AT&T has won an important round in its ongoing battle to end traditional landline service for 184,000 California households, including many that rely on copper-wire phones as an essential connection during natural disasters such as fires, storms, and earthquakes.

The win came in a June 29 decision from the Federal Communications Commission, which contradicted a 2024 mandate from the California Public Utilities Commission that ordered AT&T to continue service.

Despite the F.C.C. ruling, the matter is far from resolved. Both sides are battling each other in two separate courts in what has become a test of state versus federal power.

The F.C.C. opened the door to AT&T’s challenge when it issued a ruling in April that asserted its decisions would prevail over state public utilities commission rulings when the two were in conflict.

At AT&T’s request, the commission subsequently intervened in an area that is typically regulated by the states: deciding whether a phone company can abandon its duties as a “carrier of last resort,” or COLR.

Companies with COLR status are required to offer basic phone service to anyone in their service area who requests it, regardless of how much it costs to provide it. In rural areas, the copper-wire phone service that COLR providers offer is a lifeline, ensuring universal access to phone service.

In its arguments to the C.P.U.C., AT&T said that copper landlines were outmoded and too expensive to maintain. It asserted that alternatives like cell service and internet phones could provide reliable coverage. 

But a coalition of consumer groups, including The Utility Reform Network, argued that landlines are essential in the many rural areas where cell service is spotty or nonexistent. Those groups are supporting a TURN challenge to the F.C.C.’s rulings in the United States Court of Appeals for the Sixth Circuit. 

Meanwhile, AT&T is challenging the C.P.U.C.’s 2024 ruling in the U.S. District Court in San Diego.

Ryan Johnston, an attorney for TURN, said the F.C.C.’s intervention into the California case was highly unusual. 

“The F.C.C. is stepping into an arena that has historically been regulated by the state,” he said. “They are essentially looking to hand AT&T a fairly large gift at the expense of the consumers.”

Harriet Barlow, a Point Reyes Station resident with spotty cell phone service, is watching the legal saga with interest. She and her late husband, David Morris, were among many rural residents who lobbied the C.P.U.C. two years ago, beseeching commissioners to deny AT&T’s request to abandon landlines.

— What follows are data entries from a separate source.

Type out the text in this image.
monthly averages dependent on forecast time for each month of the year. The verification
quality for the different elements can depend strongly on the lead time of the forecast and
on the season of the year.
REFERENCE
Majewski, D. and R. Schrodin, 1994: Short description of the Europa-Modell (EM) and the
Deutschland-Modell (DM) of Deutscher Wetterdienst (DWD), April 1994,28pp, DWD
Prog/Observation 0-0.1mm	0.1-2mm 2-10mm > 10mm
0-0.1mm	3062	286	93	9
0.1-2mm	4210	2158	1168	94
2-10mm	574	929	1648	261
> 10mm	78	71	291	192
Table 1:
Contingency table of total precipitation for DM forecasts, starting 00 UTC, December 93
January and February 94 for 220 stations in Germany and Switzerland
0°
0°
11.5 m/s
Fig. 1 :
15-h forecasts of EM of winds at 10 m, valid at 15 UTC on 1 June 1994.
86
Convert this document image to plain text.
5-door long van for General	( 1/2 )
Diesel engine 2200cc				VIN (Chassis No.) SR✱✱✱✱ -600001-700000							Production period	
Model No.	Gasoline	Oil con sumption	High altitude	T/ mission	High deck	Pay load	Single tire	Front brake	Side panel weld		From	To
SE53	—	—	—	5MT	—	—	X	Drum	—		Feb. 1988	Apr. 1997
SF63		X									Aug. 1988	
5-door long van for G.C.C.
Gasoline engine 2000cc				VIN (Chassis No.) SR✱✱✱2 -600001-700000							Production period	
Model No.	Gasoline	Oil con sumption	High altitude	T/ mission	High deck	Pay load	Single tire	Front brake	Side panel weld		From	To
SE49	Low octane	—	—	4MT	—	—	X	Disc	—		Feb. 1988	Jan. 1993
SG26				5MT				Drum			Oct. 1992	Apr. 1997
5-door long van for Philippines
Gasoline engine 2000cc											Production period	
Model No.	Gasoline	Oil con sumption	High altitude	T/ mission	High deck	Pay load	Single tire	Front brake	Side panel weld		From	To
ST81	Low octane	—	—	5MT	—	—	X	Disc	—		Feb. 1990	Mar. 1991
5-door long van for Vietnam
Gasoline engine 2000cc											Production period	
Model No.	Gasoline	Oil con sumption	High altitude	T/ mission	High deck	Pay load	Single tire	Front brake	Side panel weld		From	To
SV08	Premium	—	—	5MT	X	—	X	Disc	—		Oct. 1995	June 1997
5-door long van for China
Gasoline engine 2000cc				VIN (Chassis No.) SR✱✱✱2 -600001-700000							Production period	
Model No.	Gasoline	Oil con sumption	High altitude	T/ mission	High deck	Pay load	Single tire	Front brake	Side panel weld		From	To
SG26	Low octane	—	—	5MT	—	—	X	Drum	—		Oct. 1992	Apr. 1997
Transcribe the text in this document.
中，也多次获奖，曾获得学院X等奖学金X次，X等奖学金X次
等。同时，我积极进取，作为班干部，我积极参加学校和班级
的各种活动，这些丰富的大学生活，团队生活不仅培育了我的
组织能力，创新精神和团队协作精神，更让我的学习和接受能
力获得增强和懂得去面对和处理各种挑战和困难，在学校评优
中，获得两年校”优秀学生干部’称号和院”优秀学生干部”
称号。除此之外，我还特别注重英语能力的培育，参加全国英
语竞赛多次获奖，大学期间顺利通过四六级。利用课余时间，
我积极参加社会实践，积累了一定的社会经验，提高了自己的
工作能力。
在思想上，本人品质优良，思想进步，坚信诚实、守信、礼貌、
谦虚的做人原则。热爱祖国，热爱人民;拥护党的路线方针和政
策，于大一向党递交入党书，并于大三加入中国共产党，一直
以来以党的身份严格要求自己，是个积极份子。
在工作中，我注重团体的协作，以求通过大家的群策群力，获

She noted that AT&T has also been lobbying the California legislature to pass a bill allowing it to shed its COLR responsibilities.

“They’re like octopuses in this regard,” she said. “They have many different arms. It’s important to remember that they’ve been doing this all over the country. Poor little Marin isn’t their sole victim.”

The company has already ended its landline service in states with less stringent COLR rules. And it has already begun sending letters to some California customers, informing them that their landline service will end in June 2027. 

The company intends to close 360 “wire centers” that covered areas of differing size, and their boundaries don’t overlap precisely with cities or zip codes.

“There aren’t too many people who won’t be affected,” Mr. Johnston said. “They are looking to cease operation of all of their landline service in California.”